Actes du Colloque Culture Papier 2019 : #Lepapieraufutur
La valeur sociétale de l’imprimé

Valoriser et développer la relation à nos lecteurs

Un certain nombre de grands groupes de presse régionale mise sur le « Web first » et encore plus sur le « Mobile first », avec comme stratégie de mettre d’abord les contenus sur le numérique, ensuite sur le papier. Qu’en est-il pour Centre France ?  Votre position géographique change-t-elle de beaucoup la donne ?

Notre souci est d’être présent et réactif en fonction des attentes de nos lecteurs, nous avons mis en place un plan « Lecteurs d’abord » qui prenne en compte parfois du web first, mais surtout la nécessité de ne pas dupliquer les supports, dans un sens ou dans l’autre. Nous avons des territoires très différents, avec des capacités de connexion très disparates, et des usages différenciés.

Les 8 quotidiens du groupe travaillent à cette transformation, à la mutation des métiers et des modèles dans une organisation industrielle et éditoriale qui doit prendre en compte cette réalité.

 

Pourtant vous continuez de croire au papier ?
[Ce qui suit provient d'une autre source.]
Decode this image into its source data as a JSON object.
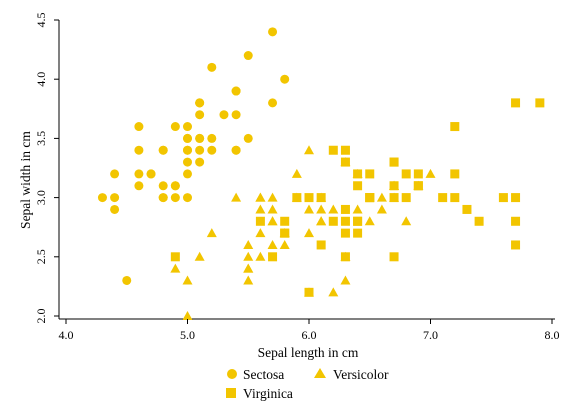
{
  "chart_data": {
    "type": "scatter",
    "title": "",
    "xlabel": "Sepal length in cm",
    "ylabel": "Sepal width in cm",
    "xlim": [
      4.0,
      8.0
    ],
    "ylim": [
      2.0,
      4.5
    ],
    "xticks": [
      "4.0",
      "5.0",
      "6.0",
      "7.0",
      "8.0"
    ],
    "yticks": [
      "2.0",
      "2.5",
      "3.0",
      "3.5",
      "4.0",
      "4.5"
    ],
    "grid": false,
    "legend_position": "bottom",
    "marker_color": "#F2C500",
    "series": [
      {
        "name": "Sectosa",
        "marker": "circle",
        "points": [
          [
            5.1,
            3.5
          ],
          [
            4.9,
            3.0
          ],
          [
            4.7,
            3.2
          ],
          [
            4.6,
            3.1
          ],
          [
            5.0,
            3.6
          ],
          [
            5.4,
            3.9
          ],
          [
            4.6,
            3.4
          ],
          [
            5.0,
            3.4
          ],
          [
            4.4,
            2.9
          ],
          [
            4.9,
            3.1
          ],
          [
            5.4,
            3.7
          ],
          [
            4.8,
            3.4
          ],
          [
            4.8,
            3.0
          ],
          [
            4.3,
            3.0
          ],
          [
            5.8,
            4.0
          ],
          [
            5.7,
            4.4
          ],
          [
            5.4,
            3.9
          ],
          [
            5.1,
            3.5
          ],
          [
            5.7,
            3.8
          ],
          [
            5.1,
            3.8
          ],
          [
            5.4,
            3.4
          ],
          [
            5.1,
            3.7
          ],
          [
            4.6,
            3.6
          ],
          [
            5.1,
            3.3
          ],
          [
            4.8,
            3.4
          ],
          [
            5.0,
            3.0
          ],
          [
            5.0,
            3.4
          ],
          [
            5.2,
            3.5
          ],
          [
            5.2,
            3.4
          ],
          [
            4.7,
            3.2
          ],
          [
            4.8,
            3.1
          ],
          [
            5.4,
            3.4
          ],
          [
            5.2,
            4.1
          ],
          [
            5.5,
            4.2
          ],
          [
            4.9,
            3.1
          ],
          [
            5.0,
            3.2
          ],
          [
            5.5,
            3.5
          ],
          [
            4.9,
            3.6
          ],
          [
            4.4,
            3.0
          ],
          [
            5.1,
            3.4
          ],
          [
            5.0,
            3.5
          ],
          [
            4.5,
            2.3
          ],
          [
            4.4,
            3.2
          ],
          [
            5.0,
            3.5
          ],
          [
            5.1,
            3.8
          ],
          [
            4.8,
            3.0
          ],
          [
            5.1,
            3.8
          ],
          [
            4.6,
            3.2
          ],
          [
            5.3,
            3.7
          ],
          [
            5.0,
            3.3
          ]
        ]
      },
      {
        "name": "Versicolor",
        "marker": "triangle",
        "points": [
          [
            7.0,
            3.2
          ],
          [
            6.4,
            3.2
          ],
          [
            6.9,
            3.1
          ],
          [
            5.5,
            2.3
          ],
          [
            6.5,
            2.8
          ],
          [
            5.7,
            2.8
          ],
          [
            6.3,
            3.3
          ],
          [
            4.9,
            2.4
          ],
          [
            6.6,
            2.9
          ],
          [
            5.2,
            2.7
          ],
          [
            5.0,
            2.0
          ],
          [
            5.9,
            3.0
          ],
          [
            6.0,
            2.2
          ],
          [
            6.1,
            2.9
          ],
          [
            5.6,
            2.9
          ],
          [
            6.7,
            3.1
          ],
          [
            5.6,
            3.0
          ],
          [
            5.8,
            2.7
          ],
          [
            6.2,
            2.2
          ],
          [
            5.6,
            2.5
          ],
          [
            5.9,
            3.2
          ],
          [
            6.1,
            2.8
          ],
          [
            6.3,
            2.5
          ],
          [
            6.1,
            2.8
          ],
          [
            6.4,
            2.9
          ],
          [
            6.6,
            3.0
          ],
          [
            6.8,
            2.8
          ],
          [
            6.7,
            3.0
          ],
          [
            6.0,
            2.9
          ],
          [
            5.7,
            2.6
          ],
          [
            5.5,
            2.4
          ],
          [
            5.5,
            2.4
          ],
          [
            5.8,
            2.7
          ],
          [
            6.0,
            2.7
          ],
          [
            5.4,
            3.0
          ],
          [
            6.0,
            3.4
          ],
          [
            6.7,
            3.1
          ],
          [
            6.3,
            2.3
          ],
          [
            5.6,
            3.0
          ],
          [
            5.5,
            2.5
          ],
          [
            5.5,
            2.6
          ],
          [
            6.1,
            3.0
          ],
          [
            5.8,
            2.6
          ],
          [
            5.0,
            2.3
          ],
          [
            5.6,
            2.7
          ],
          [
            5.7,
            3.0
          ],
          [
            5.7,
            2.9
          ],
          [
            6.2,
            2.9
          ],
          [
            5.1,
            2.5
          ],
          [
            5.7,
            2.8
          ]
        ]
      },
      {
        "name": "Virginica",
        "marker": "square",
        "points": [
          [
            6.3,
            3.3
          ],
          [
            5.8,
            2.7
          ],
          [
            7.1,
            3.0
          ],
          [
            6.3,
            2.9
          ],
          [
            6.5,
            3.0
          ],
          [
            7.6,
            3.0
          ],
          [
            4.9,
            2.5
          ],
          [
            7.3,
            2.9
          ],
          [
            6.7,
            2.5
          ],
          [
            7.2,
            3.6
          ],
          [
            6.5,
            3.2
          ],
          [
            6.4,
            2.7
          ],
          [
            6.8,
            3.0
          ],
          [
            5.7,
            2.5
          ],
          [
            5.8,
            2.8
          ],
          [
            6.4,
            3.2
          ],
          [
            6.5,
            3.0
          ],
          [
            7.7,
            3.8
          ],
          [
            7.7,
            2.6
          ],
          [
            6.0,
            2.2
          ],
          [
            6.9,
            3.2
          ],
          [
            5.6,
            2.8
          ],
          [
            7.7,
            2.8
          ],
          [
            6.3,
            2.7
          ],
          [
            6.7,
            3.3
          ],
          [
            7.2,
            3.2
          ],
          [
            6.2,
            2.8
          ],
          [
            6.1,
            3.0
          ],
          [
            6.4,
            2.8
          ],
          [
            7.2,
            3.0
          ],
          [
            7.4,
            2.8
          ],
          [
            7.9,
            3.8
          ],
          [
            6.4,
            2.8
          ],
          [
            6.3,
            2.8
          ],
          [
            6.1,
            2.6
          ],
          [
            7.7,
            3.0
          ],
          [
            6.3,
            3.4
          ],
          [
            6.4,
            3.1
          ],
          [
            6.0,
            3.0
          ],
          [
            6.9,
            3.1
          ],
          [
            6.7,
            3.1
          ],
          [
            6.9,
            3.1
          ],
          [
            5.8,
            2.7
          ],
          [
            6.8,
            3.2
          ],
          [
            6.7,
            3.3
          ],
          [
            6.7,
            3.0
          ],
          [
            6.3,
            2.5
          ],
          [
            6.5,
            3.0
          ],
          [
            6.2,
            3.4
          ],
          [
            5.9,
            3.0
          ]
        ]
      }
    ]
  }
}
Croire au papier est un choix historique dans le groupe. Désormais des résultats structurels nous posent question dans la manière d’y faire face et de lutter contre cette tendance à la baisse, qui ne date pas de l’arrivée du digital. Nous avons réfléchi à la valeur et à l’usage de nos offres, afin de retravailler et de redéfinir un mode de composition et de présence à nos lecteurs et à nos publics qui puisse être valorisé. Nous n’avons jamais considéré que le digital first était une valeur en soi, ni une priorité ou un objectif de production. Notre valeur, c’est la confiance que l’on doit continuer de construire avec les territoires où nous sommes présents, et elle passe aussi par un renforcement de la valeur du produit papier.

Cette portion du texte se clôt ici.